When Should My Child Start Preschool? Ages & Stages in South Africa
Updated 2026-07-11
South African parents juggle two questions: when can a child start, and when should they. Here's how the stages typically break down.
The typical ladder
| Age | Stage | What it looks like |
|---|---|---|
| 3 months – 2 years | Crèche / daycare | Care-focused: feeding, sleeping, play |
| 2 – 3 years | Playgroup / toddler class | Short structured sessions, socialisation |
| 3 – 5 years | Preschool / nursery school | Structured learning through play |
| 5 – 6 years | Grade R (reception year) | The formal foundation year before Grade 1 |
| 6 – 7 (turning 6 by 30 June) | Grade 1 | Formal schooling continues |
The legal anchors
- Grade R: a child should turn 5 by 30 June in the year they enter Grade R. Grade R has been legally compulsory since 2025 under the BELA Act, though capacity is still being phased in nationally.
- Grade 1: a child should turn 6 by 30 June in the year they enter Grade 1. Under the BELA Act (2024), compulsory schooling now begins at Grade R — in the year a child turns 6 — not at Grade 1.
What matters more than the birthday
Readiness is less about age and more about:
- Separation: can your child manage a morning away from you without prolonged distress (after a settling-in period)?
- Communication: can they make basic needs known to an adult who isn't a parent?

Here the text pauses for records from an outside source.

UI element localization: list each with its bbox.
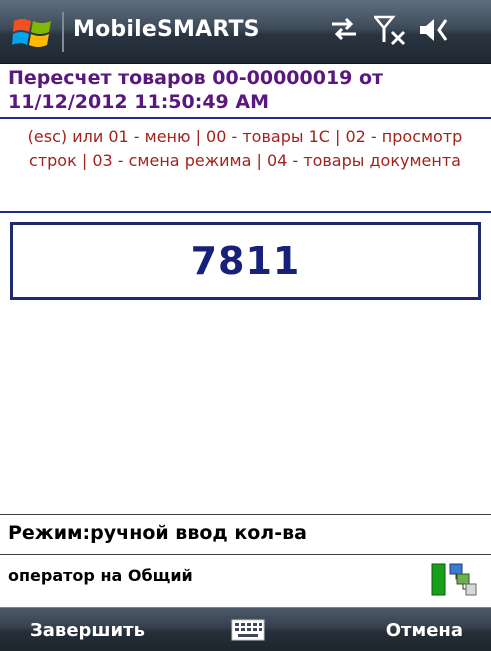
app-title: MobileSMARTS [73, 17, 260, 42]
signal-no-service-icon[interactable] [374, 15, 408, 47]
finish-button[interactable]: Завершить [30, 620, 145, 641]
title-bar: MobileSMARTS [0, 0, 491, 64]
divider-operator [0, 554, 491, 555]
divider-middle [0, 211, 491, 213]
title-separator [62, 12, 64, 52]
input-value: 7811 [190, 239, 301, 283]
document-title: Пересчет товаров 00-00000019 от 11/12/20… [8, 67, 384, 113]
windows-start-icon[interactable] [12, 14, 54, 52]
keyboard-icon[interactable] [231, 618, 265, 642]
mode-status: Режим:ручной ввод кол-ва [8, 522, 307, 544]
connectivity-icon[interactable] [329, 15, 359, 43]
operator-status: оператор на Общий [8, 566, 193, 585]
menu-hint: (esc) или 01 - меню | 00 - товары 1С | 0… [27, 127, 463, 170]
connection-status-icon [431, 563, 477, 596]
soft-key-bar: Завершить Отмена [0, 607, 491, 651]
volume-icon[interactable] [418, 15, 452, 45]
divider-status [0, 514, 491, 515]
cancel-button[interactable]: Отмена [386, 620, 463, 641]
divider-top [0, 117, 491, 119]
barcode-input[interactable]: 7811 [10, 222, 481, 300]
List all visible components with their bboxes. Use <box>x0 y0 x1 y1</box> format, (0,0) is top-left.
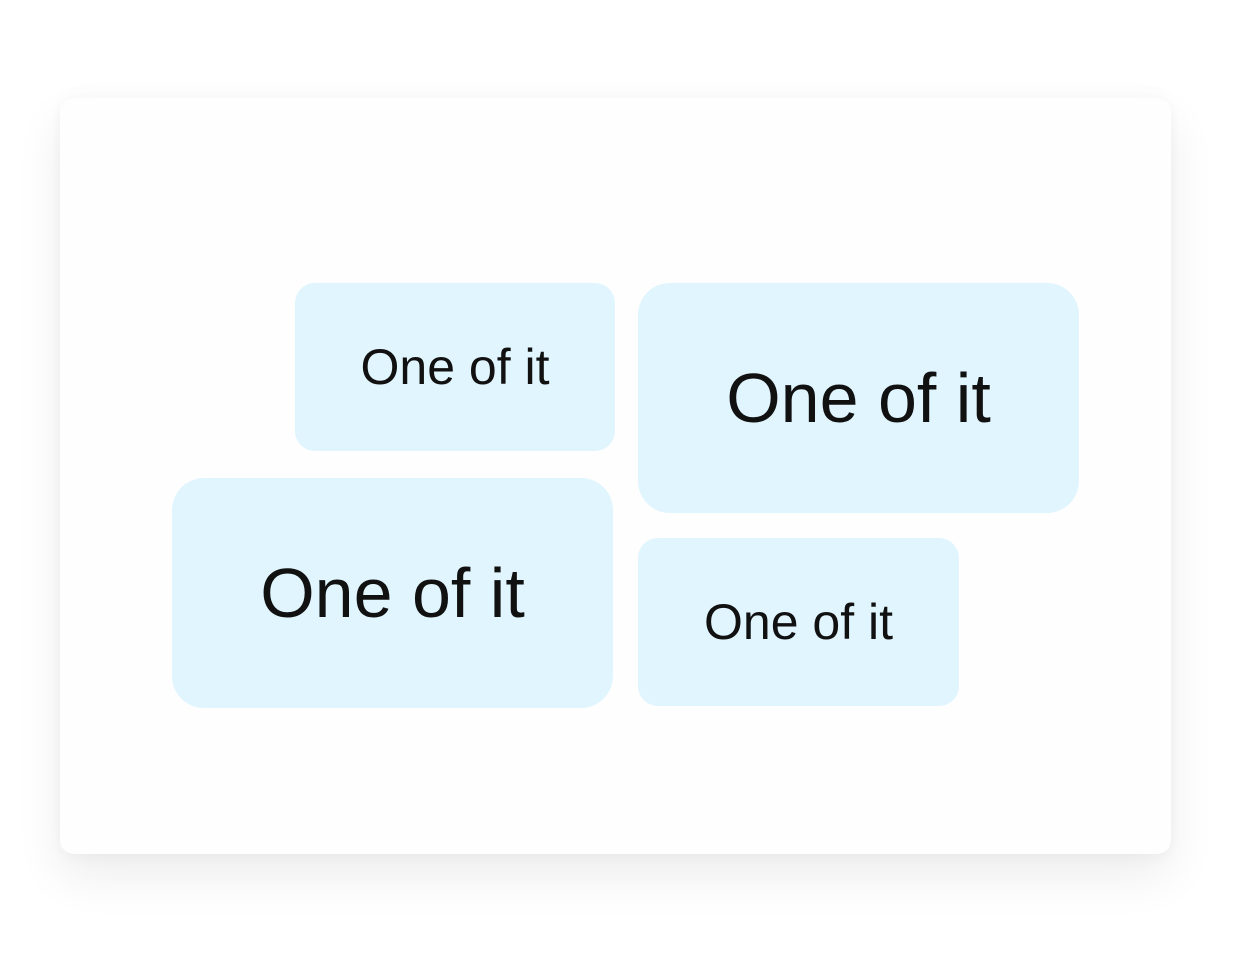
tile-label: One of it <box>726 359 991 437</box>
content-card: One of it One of it One of it One of it <box>60 98 1171 854</box>
tile-small-bottom: One of it <box>638 538 959 706</box>
tile-large-bottom: One of it <box>172 478 613 708</box>
tile-small-top: One of it <box>295 283 615 451</box>
tile-label: One of it <box>260 554 525 632</box>
tile-large-top: One of it <box>638 283 1079 513</box>
tile-label: One of it <box>704 594 893 650</box>
tile-label: One of it <box>360 339 550 395</box>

- Toileting: many (not all) preschool classes expect daytime toilet-training from around age 3.
- Interest in other children: parallel play is normal at 2; by 3–4 most children actively seek playmates.
If you have the choice, later starts are fine
There is no evidence that starting group care earlier produces better school outcomes — quality of care matters far more than quantity. A child who starts a good preschool at 3 catches up socially within weeks to peers who started at 18 months. Make the decision around your family's needs, not fear of 'falling behind'.
Settling in: expect two to four weeks
Whatever the age, plan a gradual start if the school allows it: short days first, a consistent goodbye ritual, and the same pick-up person for the first fortnight. Tears at drop-off that stop within minutes (ask the teacher, they'll tell you honestly) are normal adjustment, not a verdict on the school.